News from the madhouse

Tony Blair and God
Tony Blair is expecting an interview – in due course – with God: he told a journalist (as the Times, of 3 May, phrased it) that “I’m ready to meet my Maker and answer for those who have died or who have been horribly maimed as a result of my decisions”. This, of course, is the get-out of rulers down the ages. Rulers have always told the ruled, we will judge you here and now, and execute sentence upon you; if you ask who will judge us, it will be an old boy with a long beard in the sky after we’ve died. But if you’ve been charged with failing to pay your council tax, or parking on a double yellow line, don’t tell the judge you will answer for your actions in a few years’ time, when you have popped your clogs: he won’t wear it. Only rulers get away with that line.

Line of least resistance
People criticise Blair for his new slogan inforeign affairs: “find what George Bush wants, and do the same”.But Blair has his reasons. To start with, it simplifies matters; but also, since Blair has to do his best for the British ruling class, it may work out best for them as things stand in the year 2003. Kids at school sometimes do the same: find the biggest bully in the playground, and suck up to him.

Mortgages
“Mortgages should come with a public health warning because the struggle to keep up with payments is making millions of people sick, said the British Medical Association yesterday” (Times, 7 May). “Many who fall behind with their mortgage payments become so fearful of losing their home that they drink and smoke too much, their relationships break down and they even have more car crashes because they are so preoccupied, one contributor to the BMA report, Housing and Health, said.” While repossession is at its lowest level for years – “only” about a hundred people a week are still losing their homes – any slump in the housing market could trigger “a return to the traumas of the 1990s, when more than a million people had their homes repossessed”.

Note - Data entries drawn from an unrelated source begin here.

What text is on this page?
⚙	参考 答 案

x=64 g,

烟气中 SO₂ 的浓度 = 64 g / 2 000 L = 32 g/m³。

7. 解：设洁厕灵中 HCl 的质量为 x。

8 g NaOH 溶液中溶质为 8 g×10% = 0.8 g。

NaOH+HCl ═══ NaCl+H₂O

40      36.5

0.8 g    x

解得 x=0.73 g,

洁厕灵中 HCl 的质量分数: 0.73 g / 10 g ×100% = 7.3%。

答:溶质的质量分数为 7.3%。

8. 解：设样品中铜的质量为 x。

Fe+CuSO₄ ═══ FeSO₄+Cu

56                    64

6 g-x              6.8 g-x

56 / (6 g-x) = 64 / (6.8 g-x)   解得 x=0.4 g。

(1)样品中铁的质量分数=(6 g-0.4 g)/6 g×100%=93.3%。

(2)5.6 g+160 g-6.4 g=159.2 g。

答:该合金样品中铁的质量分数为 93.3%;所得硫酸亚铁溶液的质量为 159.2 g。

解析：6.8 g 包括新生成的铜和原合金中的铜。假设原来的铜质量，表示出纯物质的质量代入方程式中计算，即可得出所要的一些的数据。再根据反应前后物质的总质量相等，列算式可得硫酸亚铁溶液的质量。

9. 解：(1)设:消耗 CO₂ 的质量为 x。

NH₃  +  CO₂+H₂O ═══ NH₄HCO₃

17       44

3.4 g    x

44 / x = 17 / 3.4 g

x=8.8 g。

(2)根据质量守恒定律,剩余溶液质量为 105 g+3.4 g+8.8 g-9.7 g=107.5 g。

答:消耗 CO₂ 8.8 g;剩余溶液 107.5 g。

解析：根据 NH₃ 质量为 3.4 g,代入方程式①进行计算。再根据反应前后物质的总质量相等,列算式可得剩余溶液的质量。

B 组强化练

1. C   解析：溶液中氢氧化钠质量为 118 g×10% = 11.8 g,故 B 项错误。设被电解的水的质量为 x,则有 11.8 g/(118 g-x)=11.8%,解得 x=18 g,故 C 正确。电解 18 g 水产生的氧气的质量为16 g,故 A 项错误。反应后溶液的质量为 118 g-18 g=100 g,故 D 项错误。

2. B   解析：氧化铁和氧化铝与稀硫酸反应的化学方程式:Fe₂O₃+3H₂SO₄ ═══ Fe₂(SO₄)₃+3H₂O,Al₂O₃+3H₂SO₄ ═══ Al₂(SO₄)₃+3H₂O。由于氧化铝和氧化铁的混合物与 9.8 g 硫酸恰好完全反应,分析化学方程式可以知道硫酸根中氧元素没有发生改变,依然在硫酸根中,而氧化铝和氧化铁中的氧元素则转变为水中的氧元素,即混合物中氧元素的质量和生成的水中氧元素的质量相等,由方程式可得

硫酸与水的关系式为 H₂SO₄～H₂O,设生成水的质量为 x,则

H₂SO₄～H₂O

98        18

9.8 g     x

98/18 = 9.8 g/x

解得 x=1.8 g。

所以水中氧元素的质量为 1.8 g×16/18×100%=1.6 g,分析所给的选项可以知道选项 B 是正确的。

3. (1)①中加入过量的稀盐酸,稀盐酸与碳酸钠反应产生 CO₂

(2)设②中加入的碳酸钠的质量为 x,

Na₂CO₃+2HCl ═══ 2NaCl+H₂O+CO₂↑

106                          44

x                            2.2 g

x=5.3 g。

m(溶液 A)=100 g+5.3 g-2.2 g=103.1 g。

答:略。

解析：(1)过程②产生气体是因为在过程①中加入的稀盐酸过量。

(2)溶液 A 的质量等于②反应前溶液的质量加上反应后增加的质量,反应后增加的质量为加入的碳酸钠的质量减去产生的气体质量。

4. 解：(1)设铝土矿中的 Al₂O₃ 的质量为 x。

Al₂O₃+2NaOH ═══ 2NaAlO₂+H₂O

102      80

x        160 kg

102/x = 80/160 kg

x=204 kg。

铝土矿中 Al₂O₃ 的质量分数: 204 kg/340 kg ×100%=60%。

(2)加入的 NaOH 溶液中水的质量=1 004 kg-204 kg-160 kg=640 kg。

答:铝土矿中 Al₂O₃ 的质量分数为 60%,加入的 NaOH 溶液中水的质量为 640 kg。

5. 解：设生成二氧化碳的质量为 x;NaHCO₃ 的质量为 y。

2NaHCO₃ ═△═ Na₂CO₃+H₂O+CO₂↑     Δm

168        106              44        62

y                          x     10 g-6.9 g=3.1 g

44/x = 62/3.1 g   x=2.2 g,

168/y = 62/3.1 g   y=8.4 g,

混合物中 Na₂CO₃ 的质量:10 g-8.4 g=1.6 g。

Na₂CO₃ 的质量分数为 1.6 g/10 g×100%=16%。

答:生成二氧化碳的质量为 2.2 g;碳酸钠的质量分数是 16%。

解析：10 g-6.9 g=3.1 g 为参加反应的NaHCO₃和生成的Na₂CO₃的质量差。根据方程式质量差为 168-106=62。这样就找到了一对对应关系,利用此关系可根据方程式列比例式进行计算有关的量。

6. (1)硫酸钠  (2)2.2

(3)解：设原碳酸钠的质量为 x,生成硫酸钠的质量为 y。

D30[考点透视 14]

A sad commentary on what was sold to us as a “home-owning democracy”. But in every way, the present organization of society inevitably involves money worries for millions. Capitalism means the wages system, and that means that those who have to work for their living are dependent on their next pay-packet to buy in the necessary supplies – or sometimes, just to pay the interest on their credit cards, overdrafts, mortgages and all the other borrowings that capitalism imposes on its workers. The “struggle to keep up with payments”, which makes “millions of people sick”, will continue until capitalism makes enough of us sick to bring about a different system. It isn’t only mortgages that need a public health warning: it’s capitalism.

Property is death
People aren’t only made sick by capitalism, they die from it, as you can see in all the many conflicts going on at this moment round the world. But private property kills on a small scale, as well as a large. At a pawnbroker’s shop in north London, a Securitas cash box was being delivered recently. To keep this instalment of private property sacrosanct, the box was fitted with “a small explosive device”, which “released smoke and dye” if anyone tampered with the box (Times, 7 May). As a further protection, the box was handed over through an airlock. Two women assistants were in the staff-only part of the shop, where the valuables were protected “by barred windows and a locked fire exit which needed four keys to open it”. The explosive device malfunctioned, setting fire to the premises, but the women could not get through the locks and bars which surrounded them, and they both died. Firefighters couldn’t get in soon enough. The brother of one of the women called her on his mobile phone, andhad to listen helplessly as she choked to death. The inquest jury were told how one of the women put her hand through the bars of the customer’s window, and a fireman held her hand until she died.

Why do people go on supporting capitalism?